Has Kashkari not studied Fed history of the last eight decades? If he did, he would understand that the Fed and the White House have had a cozy relationship, from former President Richard Nixon and Arthur Burns to former President Bill Clinton and Alan Greenspan – it will always be that way until the Fed is abolished or a gold standard is brought back.

Trumponomics: True or False?

Is the U.S. economy as strong as it is touted? It’s not too shabby: a 50-year low unemployment rate, an average of 200,000 jobs created monthly, and rising hourly wages. There are holes in the economic ship, though, and perhaps this is what President Trump wants to plug.

That said, if “this is the greatest economy that we’ve had in our history,” then why can it not handle 2% or 3% interest rates? Moreover, why can’t the Trump economy be able to withstand allowing $50 billion in securities to mature each month without reinvesting the proceeds?
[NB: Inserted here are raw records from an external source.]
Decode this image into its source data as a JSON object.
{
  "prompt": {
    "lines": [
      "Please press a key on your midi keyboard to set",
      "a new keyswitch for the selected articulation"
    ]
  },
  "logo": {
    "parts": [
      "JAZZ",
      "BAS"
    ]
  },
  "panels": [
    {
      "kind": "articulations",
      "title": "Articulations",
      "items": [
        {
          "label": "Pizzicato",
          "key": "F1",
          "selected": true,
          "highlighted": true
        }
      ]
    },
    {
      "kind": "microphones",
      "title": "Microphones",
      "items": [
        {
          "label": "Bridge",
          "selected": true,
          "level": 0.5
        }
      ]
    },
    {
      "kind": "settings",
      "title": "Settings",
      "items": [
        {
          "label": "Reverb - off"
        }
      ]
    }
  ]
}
Perhaps this is part of his strategy of playing 4D chess, gin rummy, and mahjong underwater, blindfolded, and handcuffed. With all this talk of a cooling economy and a contraction on the horizon, President Trump might be nudging the Fed to impose preventative measures ahead of his re-election bid. Should the central bank act pre-emptively, then it could postpone a recession until after the 2020 race, otherwise his chances of garnering a second term dissipate.

Remember, it’s the economy, stupid!

And voters will, indeed, remember come Election Day – good and bad.

The Fall Guy

For the last two-plus years, President Trump has taken credit for all the good that has transpired in the U.S. economy. But if he is the cause of all this winning, then shouldn’t Trump also be the culprit for all the bad, too? The answer to that question might lie in his Twitter history.

When the U.S. stock market was roaring and posting record highs on a daily basis, he regularly tweeted this out. However, when the Dow Jones was cratering, posting triple-digit losses, he was eerily quiet. Of course, in conventional politics, you are supposed to amplify your successes and conceal your failures.

Should the economy spiral out of control before the 2020 election, Trump will inevitably be the fall guy. This is bad news because the left will use this as evidence that tax cuts, deregulation, and other conservative policies do not work. Trump would have been better off educating the public about the dangers of Fed policy and how manipulation can produce phony results.